Swim Secure: Keeping Your Pool Safe

Swimming in your pool during the summer months can be a fun way for you and your children to be active, but pool safety is critical in ensuring that you can enjoy your pool without worry. In Australia, as many as 291 people drowned between 1 July 2012 and 30 June 2013, but there are steps that you can take to ensure that you and your family do not become part of this statistic. There are three key things you need to make sure that your pool is safe: appropriate pool fencing; non-slip tiles and depth markers; as well as supervision of your children and swim training.

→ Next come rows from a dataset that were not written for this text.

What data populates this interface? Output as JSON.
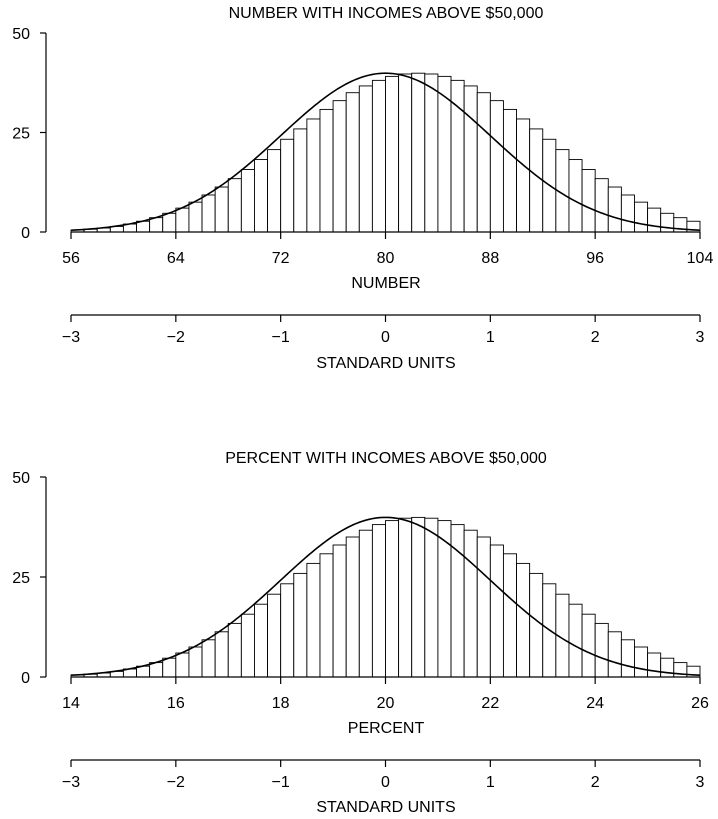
{
  "chart_data": [
    {
      "type": "bar",
      "title": "NUMBER WITH INCOMES ABOVE $50,000",
      "xlabel": "NUMBER",
      "ylabel": "",
      "xlim": [
        56,
        104
      ],
      "ylim": [
        0,
        50
      ],
      "x_ticks": [
        "56",
        "64",
        "72",
        "80",
        "88",
        "96",
        "104"
      ],
      "y_ticks": [
        "0",
        "25",
        "50"
      ],
      "bin_width": 1,
      "bin_starts": [
        56,
        57,
        58,
        59,
        60,
        61,
        62,
        63,
        64,
        65,
        66,
        67,
        68,
        69,
        70,
        71,
        72,
        73,
        74,
        75,
        76,
        77,
        78,
        79,
        80,
        81,
        82,
        83,
        84,
        85,
        86,
        87,
        88,
        89,
        90,
        91,
        92,
        93,
        94,
        95,
        96,
        97,
        98,
        99,
        100,
        101,
        102,
        103
      ],
      "values": [
        0.5,
        0.7,
        1.0,
        1.4,
        2.0,
        2.7,
        3.6,
        4.7,
        6.0,
        7.5,
        9.3,
        11.3,
        13.4,
        15.7,
        18.2,
        20.7,
        23.3,
        25.9,
        28.4,
        30.8,
        33.0,
        35.0,
        36.7,
        38.1,
        39.1,
        39.7,
        39.9,
        39.7,
        39.1,
        38.1,
        36.7,
        35.0,
        33.0,
        30.8,
        28.4,
        25.9,
        23.3,
        20.7,
        18.2,
        15.7,
        13.4,
        11.3,
        9.3,
        7.5,
        6.0,
        4.7,
        3.6,
        2.7
      ],
      "normal_curve": true,
      "secondary_axis": {
        "label": "STANDARD UNITS",
        "ticks": [
          "−3",
          "−2",
          "−1",
          "0",
          "1",
          "2",
          "3"
        ]
      }
    },
    {
      "type": "bar",
      "title": "PERCENT WITH INCOMES ABOVE $50,000",
      "xlabel": "PERCENT",
      "ylabel": "",
      "xlim": [
        14,
        26
      ],
      "ylim": [
        0,
        50
      ],
      "x_ticks": [
        "14",
        "16",
        "18",
        "20",
        "22",
        "24",
        "26"
      ],
      "y_ticks": [
        "0",
        "25",
        "50"
      ],
      "bin_width": 0.25,
      "bin_starts": [
        14,
        14.25,
        14.5,
        14.75,
        15,
        15.25,
        15.5,
        15.75,
        16,
        16.25,
        16.5,
        16.75,
        17,
        17.25,
        17.5,
        17.75,
        18,
        18.25,
        18.5,
        18.75,
        19,
        19.25,
        19.5,
        19.75,
        20,
        20.25,
        20.5,
        20.75,
        21,
        21.25,
        21.5,
        21.75,
        22,
        22.25,
        22.5,
        22.75,
        23,
        23.25,
        23.5,
        23.75,
        24,
        24.25,
        24.5,
        24.75,
        25,
        25.25,
        25.5,
        25.75
      ],
      "values": [
        0.5,
        0.7,
        1.0,
        1.4,
        2.0,
        2.7,
        3.6,
        4.7,
        6.0,
        7.5,
        9.3,
        11.3,
        13.4,
        15.7,
        18.2,
        20.7,
        23.3,
        25.9,
        28.4,
        30.8,
        33.0,
        35.0,
        36.7,
        38.1,
        39.1,
        39.7,
        39.9,
        39.7,
        39.1,
        38.1,
        36.7,
        35.0,
        33.0,
        30.8,
        28.4,
        25.9,
        23.3,
        20.7,
        18.2,
        15.7,
        13.4,
        11.3,
        9.3,
        7.5,
        6.0,
        4.7,
        3.6,
        2.7
      ],
      "normal_curve": true,
      "secondary_axis": {
        "label": "STANDARD UNITS",
        "ticks": [
          "−3",
          "−2",
          "−1",
          "0",
          "1",
          "2",
          "3"
        ]
      }
    }
  ]
}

Pool fencing should be at least 1.8-2 metres (6 feet) high, and should include a locked or child-proof gate to prevent children entering the pool area unsupervised. Children under 5 are at particular risk for drowning, and if you have young children in your family pool fencing is critical. Ensure that your gate always swings back to a closed position after opening, and your gate must never be propped open. If there is a gap between your fence and gate, ensure that it is no wider than 100mm across - small children can slip through gaps in fences more easily than you may expect.

Tiles and Depth Markers

Another critical safety component for your pool is using non-slip tiles. Tiles should be waterproof, and protected against ultraviolet (UV) rays, as well as frost-proof. The pool tiles around the pool are usually different from the tiles inside the pool, and both require regular cleaning to prevent scum and mildew building up. Scum can cause the tiles to be more slippery and dangerous, so inquire when you purchase your tiles about how to clean them, and what kind of cleaner to use. Skid-resistant swimming pool tiles can be used on steps or around pool edges to clearly mark where each step ends, and ensure that you can grip onto the edges of the pool securely. Depth markers are particularly important for older children who may be learning to swim but less confident in their abilities: use depth markers to show the depth of the pool at each end, and monitor your children in deeper areas.

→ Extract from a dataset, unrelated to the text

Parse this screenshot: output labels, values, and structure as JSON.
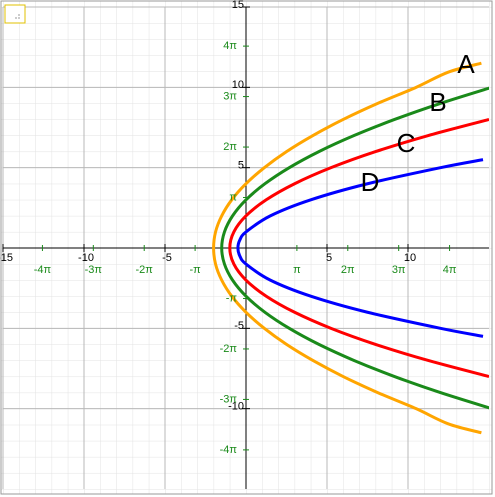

Swim Lessons and Supervision

Many accidents occur when children are unsupervised, or run out of the house unseen. Falls into water are the most common cause of drowning in children under five in Australia. You can prevent these accidents by ensuring that your pool has the above fencing and tiling safety measures, and by taking your children to swimming lessons from an early age. While any child under 5 must always be supervised, from around 18 months you can teach your child simple water safety rules, like waiting for an adult supervisor or walking carefully around the edge of a pool. From 3 years old, your child can begin formal swimming lessons to help them feel more confident in the water, and able to swim to the edge of the pool if they accidentally fall in.

With the above tips, you can ensure that your pool is safe and secure for the enjoyment of you and your family.